I've seen a lot of posts calling for Jaylen Brown to be traded. I'm sorry to disappoint everyone but there is 0% chance that is happening. The reason is a bit nerdy, but here it is:
Contract reasons. Jaylen Brown makes roughly 30 million a year, extensions for NBA veterans are limited by the CBA. In Browns case he'll be limited to 140% of his salary. Now, that SHOULD be just enough to get him to his 30% max contract. The issue is that any extension needs to carry over incentives, and Browns contract is full of incentives for games played, all star, team succes, ect. That means any extension he signs will not really be a max, it will have a bunch of non-guaranteed incentives. If Brown waits until 2024 he can instead sign a fully guaranteed max. He's not signing any extension.
But even besides that, Brown would have zero reason to sign an extension with any team he's traded to even if he COULD get a full max extension. If he's traded he is no longer eligible for the Super Max contract. The difference between what a team he's traded to can offer him over four years, vs what any other team can offer him over four years, is relatively minor. The team with his bird rights can offer him 4/192, any other team can offer him 4/184. The team he's traded to can offer him an extra year, but the money over the first 4 years is only 8 million different. There's very little reason to attach himself to whatever team would acquire him when he could wait a year and pick his own team.

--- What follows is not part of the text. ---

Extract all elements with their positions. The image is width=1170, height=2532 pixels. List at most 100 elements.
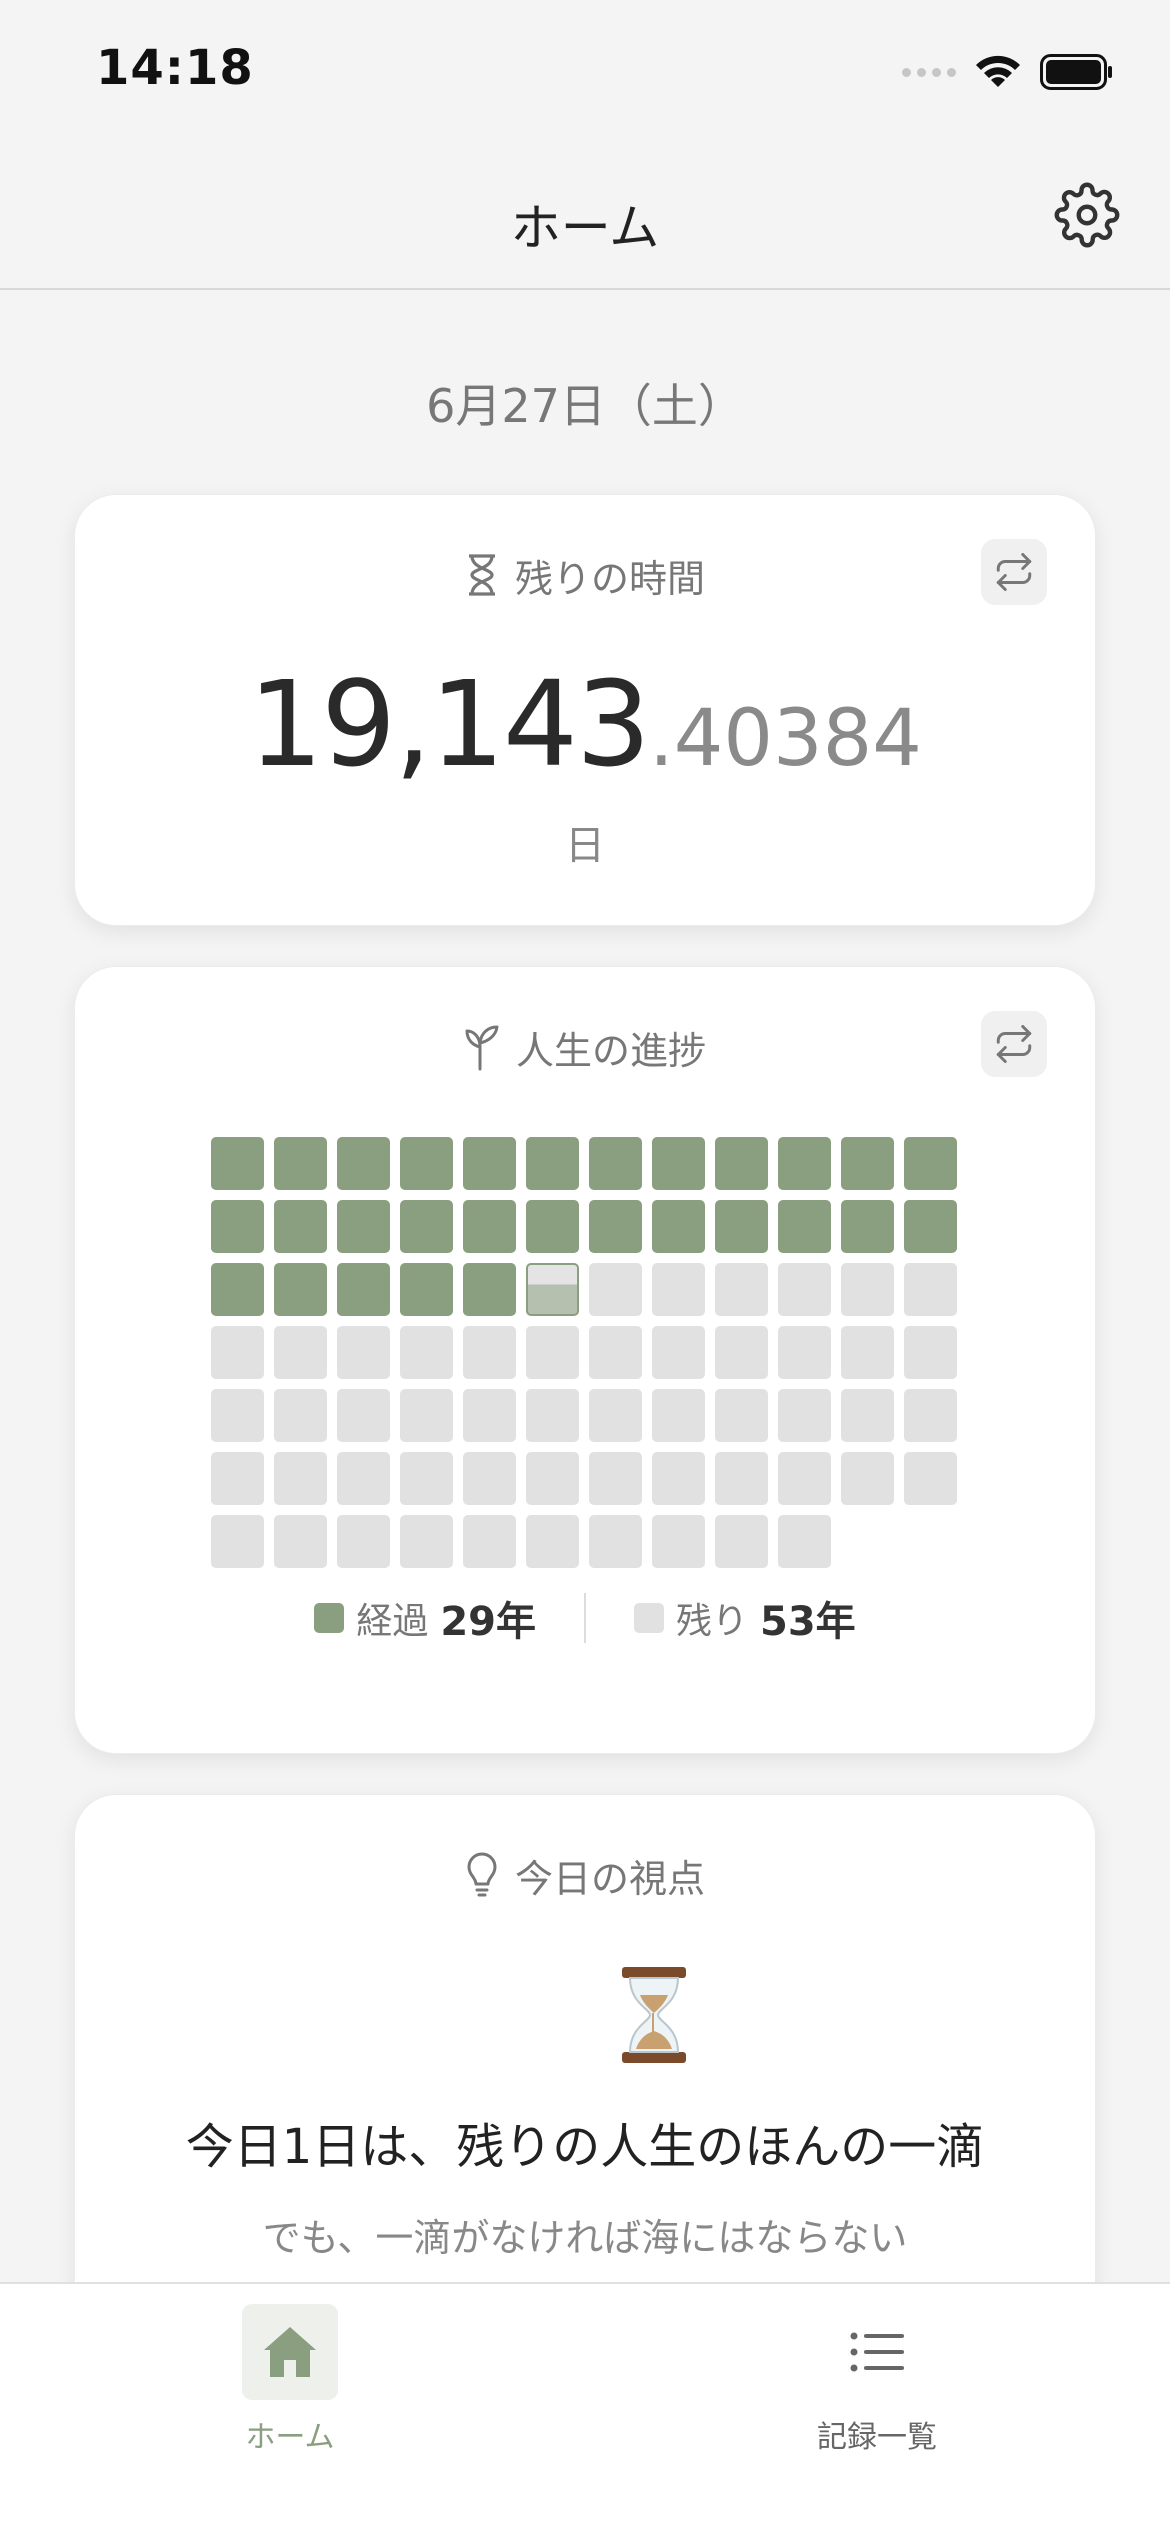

So, Jaylen is basically not going to extend to any he's traded too, which craters his market. Nobody is giving up fair value for a guy that is a huge flight risk after one season.
This is why Brown needed to make All-NBA. Because otherwise the c's would have no way to extend him. Making all-nba allows them to offer him between 30% and 35% of the cap, without having to follow normal extension rules. None of those pesky non guarantees, and a lot more money. There's essentially no reason for Brown not to sign the supermax, he isn't getting more money waiting and would in fact be leaving about 40 million on the table (224 through first 4 years, 184 signing with another team) if he decided he wanted to leave. But again, to be clear, this only applies to the Celtics. If he's trade, no supermax. No other team can offer it.
What's going to happen is this: The c's will offer him the super max. He will sign it. When he does he can't be traded for a year. The c's will make some changes around Tatum/Brown next year and see how it goes. If things look terrible next year they can then trade Brown and get back closer to fair value for a guy under contract, if that's the direction they decide to go.
Keep in mind: All of this is completely separate from whether you even think, from a basketball standpoint, they should trade him. I'm not convinced of that. One rough shooting series from Tatum last year didn't move me, one rough shooting series form Brown this year doesn't either. But regardless of your basketball opinion, from a purely value standpoint they really can't.